E2E Encrypted PII-Scrubbing AI Proxy
A monetized, privacy-preserving SaaS platform that enables businesses to use generative AI by automatically scrubbing, encrypting, and anonymizing PII. The platform features a secure, OTP-verified signup and login system, an AI-powered Risk Dashboard for compliance analysis, multi-modal (image/PDF) text extraction via Vision LLM, a multi-provider LLM selection system (OpenAI, Anthropic, Google), and a user-controlled two-phase scrub-and-review workflow with Redis-backed session management.
Defining the core problem and identified pain points that necessitated this technical intervention.
Businesses are blocked from using powerful LLMs (like GPT, Claude, Gemini) because sending customer PII (emails, phone numbers, credit card info, names, addresses) to third-party APIs is a major security liability and violates compliance standards like GDPR, CCPA, and HIPAA.
The architectural and implementation strategy developed to resolve the challenge.
A standalone app that scrubs PII using a two-pass detection system (NER via OpenRouter/Mistral and Vision OCR via Groq for images/PDFs). Features a multi-step preview-confirm workflow, multi-provider LLM selection (GPT-4o, GPT-5, Claude 3, Gemini), and full end-to-end AES-256-GCM encryption with random nonces for all stored messages.
A tool that integrates directly with ChatGPT via OpenAPI Actions. It intercepts user prompts, scrubs PII, sends anonymized tokens (e.g., `<EMAIL_1>`, `<PHONE_1>`) to ChatGPT, and securely unscrubs the response using a temporary Redis-backed token map with TTL — ensuring zero PII ever reaches OpenAI.
A compliance portal that aggregates all PII detection events and leverages Groq (Llama 4 Scout) to perform automated risk assessments, providing numeric risk scores, risk levels (Low/Moderate/High/Critical), rationale, and actionable recommendations.
A complete SaaS backend secured by email-based OTP verification with branded HTML templates, JWT session management, a credit-based free trial (4 messages), webhook-less Stripe subscription integration, and per-LLM token usage tracking.
My specific roles, responsibilities, and the technical value I added to the project lifecycle.
Architected and built the entire FastAPI application with a Hybrid Layered Architecture, including the AI-powered Risk Dashboard and two-phase scrub-and-review workflow.
Built the complete auth system with email-based OTP verification (branded HTML templates), password reset flow, and JWT (12-hour access / 7-day refresh) token handling.
Engineered the core two-pass PII scrubber using Vision LLM (Groq) for OCR extraction from images/PDFs and Text LLM (OpenRouter/Mistral) for NER-based entity detection.
Built the AI-powered Risk Dashboard, integrating Groq (Llama 4 Scout) with structured output to generate automated compliance assessments from aggregated PII event logs.
Implemented multi-modal text extraction supporting single images, multiple images, and multi-page PDFs using batch processing with Vision LLM and sentence-boundary chunking.
Developed the interactive Preview-Confirm workflow, storing scrub previews in Redis with TTL and allowing users to modify, rename, or remove PII tokens before LLM submission.
Designed the multi-provider system supporting OpenAI (GPT-4o, GPT-5), Anthropic (Claude 3 Haiku/Sonnet), and Google (Gemini Pro/Flash) with centralized provider management.

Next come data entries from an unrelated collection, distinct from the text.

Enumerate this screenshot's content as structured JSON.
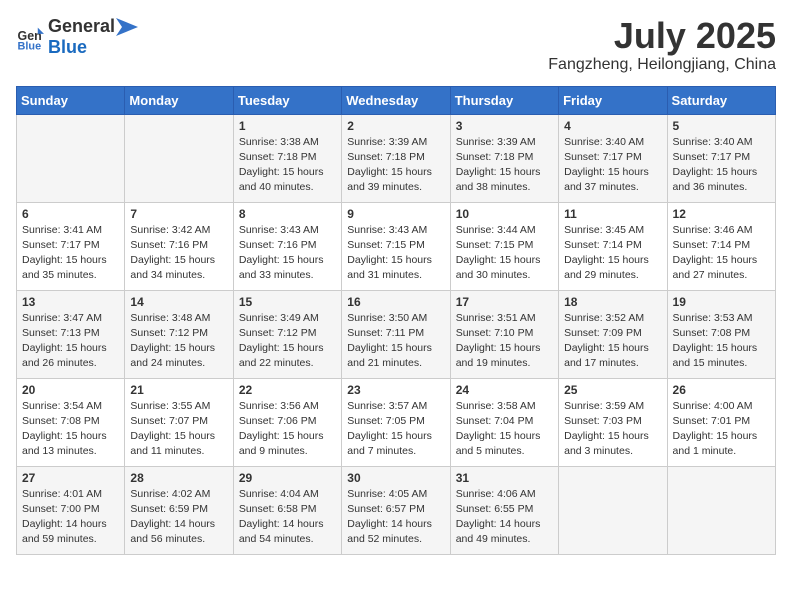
{
  "header": {
    "logo_general": "General",
    "logo_blue": "Blue",
    "month_title": "July 2025",
    "subtitle": "Fangzheng, Heilongjiang, China"
  },
  "days_of_week": [
    "Sunday",
    "Monday",
    "Tuesday",
    "Wednesday",
    "Thursday",
    "Friday",
    "Saturday"
  ],
  "weeks": [
    [
      {
        "day": "",
        "content": ""
      },
      {
        "day": "",
        "content": ""
      },
      {
        "day": "1",
        "content": "Sunrise: 3:38 AM\nSunset: 7:18 PM\nDaylight: 15 hours and 40 minutes."
      },
      {
        "day": "2",
        "content": "Sunrise: 3:39 AM\nSunset: 7:18 PM\nDaylight: 15 hours and 39 minutes."
      },
      {
        "day": "3",
        "content": "Sunrise: 3:39 AM\nSunset: 7:18 PM\nDaylight: 15 hours and 38 minutes."
      },
      {
        "day": "4",
        "content": "Sunrise: 3:40 AM\nSunset: 7:17 PM\nDaylight: 15 hours and 37 minutes."
      },
      {
        "day": "5",
        "content": "Sunrise: 3:40 AM\nSunset: 7:17 PM\nDaylight: 15 hours and 36 minutes."
      }
    ],
    [
      {
        "day": "6",
        "content": "Sunrise: 3:41 AM\nSunset: 7:17 PM\nDaylight: 15 hours and 35 minutes."
      },
      {
        "day": "7",
        "content": "Sunrise: 3:42 AM\nSunset: 7:16 PM\nDaylight: 15 hours and 34 minutes."
      },
      {
        "day": "8",
        "content": "Sunrise: 3:43 AM\nSunset: 7:16 PM\nDaylight: 15 hours and 33 minutes."
      },
      {
        "day": "9",
        "content": "Sunrise: 3:43 AM\nSunset: 7:15 PM\nDaylight: 15 hours and 31 minutes."
      },
      {
        "day": "10",
        "content": "Sunrise: 3:44 AM\nSunset: 7:15 PM\nDaylight: 15 hours and 30 minutes."
      },
      {
        "day": "11",
        "content": "Sunrise: 3:45 AM\nSunset: 7:14 PM\nDaylight: 15 hours and 29 minutes."
      },
      {
        "day": "12",
        "content": "Sunrise: 3:46 AM\nSunset: 7:14 PM\nDaylight: 15 hours and 27 minutes."
      }
    ],
    [
      {
        "day": "13",
        "content": "Sunrise: 3:47 AM\nSunset: 7:13 PM\nDaylight: 15 hours and 26 minutes."
      },
      {
        "day": "14",
        "content": "Sunrise: 3:48 AM\nSunset: 7:12 PM\nDaylight: 15 hours and 24 minutes."
      },
      {
        "day": "15",
        "content": "Sunrise: 3:49 AM\nSunset: 7:12 PM\nDaylight: 15 hours and 22 minutes."
      },
      {
        "day": "16",
        "content": "Sunrise: 3:50 AM\nSunset: 7:11 PM\nDaylight: 15 hours and 21 minutes."
      },
      {
        "day": "17",
        "content": "Sunrise: 3:51 AM\nSunset: 7:10 PM\nDaylight: 15 hours and 19 minutes."
      },
      {
        "day": "18",
        "content": "Sunrise: 3:52 AM\nSunset: 7:09 PM\nDaylight: 15 hours and 17 minutes."
      },
      {
        "day": "19",
        "content": "Sunrise: 3:53 AM\nSunset: 7:08 PM\nDaylight: 15 hours and 15 minutes."
      }
    ],
    [
      {
        "day": "20",
        "content": "Sunrise: 3:54 AM\nSunset: 7:08 PM\nDaylight: 15 hours and 13 minutes."
      },
      {
        "day": "21",
        "content": "Sunrise: 3:55 AM\nSunset: 7:07 PM\nDaylight: 15 hours and 11 minutes."
      },
      {
        "day": "22",
        "content": "Sunrise: 3:56 AM\nSunset: 7:06 PM\nDaylight: 15 hours and 9 minutes."
      },
      {
        "day": "23",
        "content": "Sunrise: 3:57 AM\nSunset: 7:05 PM\nDaylight: 15 hours and 7 minutes."
      },
      {
        "day": "24",
        "content": "Sunrise: 3:58 AM\nSunset: 7:04 PM\nDaylight: 15 hours and 5 minutes."
      },
      {
        "day": "25",
        "content": "Sunrise: 3:59 AM\nSunset: 7:03 PM\nDaylight: 15 hours and 3 minutes."
      },
      {
        "day": "26",
        "content": "Sunrise: 4:00 AM\nSunset: 7:01 PM\nDaylight: 15 hours and 1 minute."
      }
    ],
    [
      {
        "day": "27",
        "content": "Sunrise: 4:01 AM\nSunset: 7:00 PM\nDaylight: 14 hours and 59 minutes."
      },
      {
        "day": "28",
        "content": "Sunrise: 4:02 AM\nSunset: 6:59 PM\nDaylight: 14 hours and 56 minutes."
      },
      {
        "day": "29",
        "content": "Sunrise: 4:04 AM\nSunset: 6:58 PM\nDaylight: 14 hours and 54 minutes."
      },
      {
        "day": "30",
        "content": "Sunrise: 4:05 AM\nSunset: 6:57 PM\nDaylight: 14 hours and 52 minutes."
      },
      {
        "day": "31",
        "content": "Sunrise: 4:06 AM\nSunset: 6:55 PM\nDaylight: 14 hours and 49 minutes."
      },
      {
        "day": "",
        "content": ""
      },
      {
        "day": "",
        "content": ""
      }
    ]
  ]
}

Developed the ChatGPT Plugin architecture with API key authentication, session-based token mapping in Redis with TTL, and encrypted chat storage for full ChatGPT Actions integration.

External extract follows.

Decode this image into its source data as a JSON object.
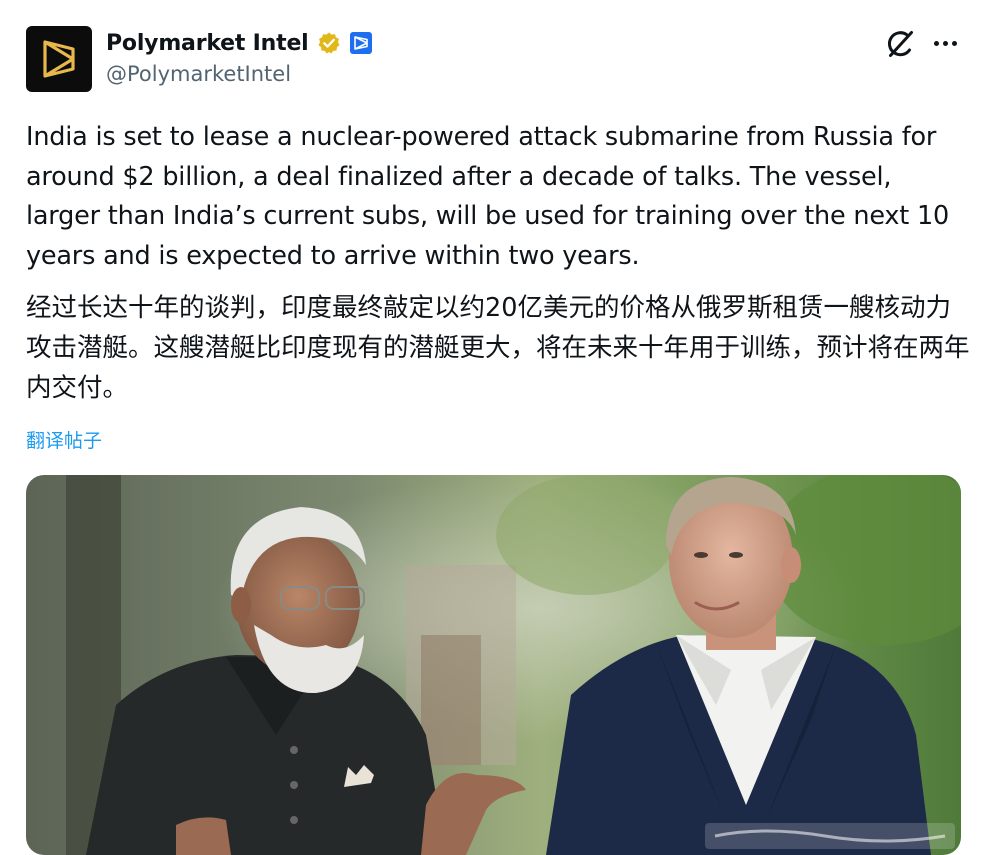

Implemented the webhook-less Stripe integration with on-demand sync, subscription create/cancel/modify flows, payment intent generation, and automatic user status synchronization.
Developed the metered 'free trial' system (4 credits), automatic credit decrement, plan-based access control (FREE/PRO), and per-LLM token usage tracking.
Implemented full AES-256-GCM encryption for all chat messages and titles in MongoDB with random 12-byte nonces, bcrypt password hashing, and secure key management.
Two-pass NER + Vision OCR scrubbing ensures zero raw PII ever reaches OpenAI, Anthropic, or Google servers.
All chat messages and titles stored in MongoDB with AES-256-GCM and random 12-byte nonces per message.
Platform architecture satisfies GDPR, CCPA, and HIPAA requirements through automated PII anonymization.
Single platform routes to GPT-4o, GPT-5, Claude 3 Haiku/Sonnet, Gemini Pro/Flash via a centralized provider manager.
AI Risk Dashboard classifies exposure events into Low, Moderate, High, and Critical with scored recommendations.
Combines Mistral NER (text entities) and Groq Vision OCR (images/PDFs) for comprehensive multi-modal PII detection.